Mike Killenberg

Journalism department founder retires – Archive

After 23 years, Dr. George Michael Killenberg, professor and founding director of the Department of Journalism and Media studies, retires.

Dr. Killenberg, who has taught thousands of students since he joined the USF St. Petersburg campus in 1988, grew up spending time with his father who edited for a daily newspaper in his hometown.

Before Killenberg joined USF St. Petersburg campus, he spent 15 years at Southern Illinois University at Edwardsville where he directed the graduate studies program in mass communications.

He came to USF St. Petersburg campus with a task to accomplish, building a Journalism and Media Studies program from scratch.

After working long hours in the journalism department, Killenberg hired his first faculty member, Dr. Robert Dardenne.

“I persuaded him to leave the University of Tennessee and come down here and after lots of very hard work, we were able to get the program started and later accredited.” Killenberg said.

Dardenne and Killenberg share a lot of commonality for journalism. “We had lots in common and spent a lot of time together. We both seemed to have a journalistic conscious,” said Dardenne.

Killenberg believes building the program, initially a graduate program, was the most rewarding part of his career, not only as a teacher, but also as an author and print journalist.

Killenberg is “very passionate,” Dardenne said. “The Journalism and Media Studies program is like a child he birthed, and has watched change and evolve over the years.”

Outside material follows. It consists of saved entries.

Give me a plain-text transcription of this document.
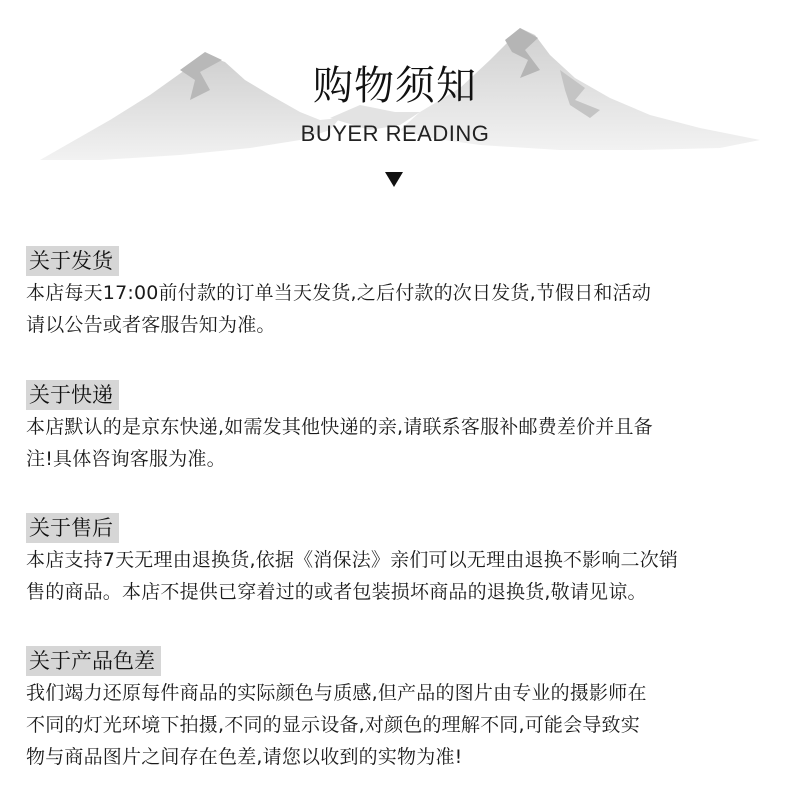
购物须知
BUYER READING
关于发货
本店每天17:00前付款的订单当天发货,之后付款的次日发货,节假日和活动
请以公告或者客服告知为准。
关于快递
本店默认的是京东快递,如需发其他快递的亲,请联系客服补邮费差价并且备
注!具体咨询客服为准。
关于售后
本店支持7天无理由退换货,依据《消保法》亲们可以无理由退换不影响二次销
售的商品。本店不提供已穿着过的或者包装损坏商品的退换货,敬请见谅。
关于产品色差
我们竭力还原每件商品的实际颜色与质感,但产品的图片由专业的摄影师在
不同的灯光环境下拍摄,不同的显示设备,对颜色的理解不同,可能会导致实
物与商品图片之间存在色差,请您以收到的实物为准!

Not only has he seen the program change, but he has also seen the transformation take place in journalism following the information age. “In 1980, at the L.A. Times we had three computers for the entire newspaper, and the Internet was nothing at that time,” Killenberg said.

In 2004, the Journalism and Media Studies program received a full first time accreditation in both the undergraduate and graduate programs by the Association for Education in Journalism and Mass Communication.

Dardenne led the department to be accredited again in 2010. The Accrediting Council on Education in Journalism and Mass Communication requires the lengthy process every six years to keep accreditation.

“USFSP was a ghost town in the daytime and at night the campus came alive,” Killenberg said of when he first started teaching about 23 years. “It has been a privilege to see the university bloom, especially over the last five or six years. This is a place where you know your professors and they know you.”

His accomplishments at USF are numerous, including chairing USF St. Petersburg’s Strategic Committee; creating the Neighborhood News Bureau; heading the task force that created the campus mission, values and vision statement; and chairing the faculty governance council.

In 1998, he received the Professorial Excellence Award, and in 2006 he received the emeritus award for distinguished faculty members as an honorary award.

He started his phased retirement in 2006 and at the end of the 2011 spring semester he will be closing his grade book for good. “I love teaching,” Killenberg said.

Killenberg has been a “founding and guiding light for this program, and we will be very sorry to see him go,” Dardenne said.

Killenberg plans to spend most of his time after retirement being a “reverse snowbird” in Wisconsin,” he said, “reading for enjoyment, playing golf, maybe helping out a local newspaper Dora County Advocate, and I have a few book ideas.”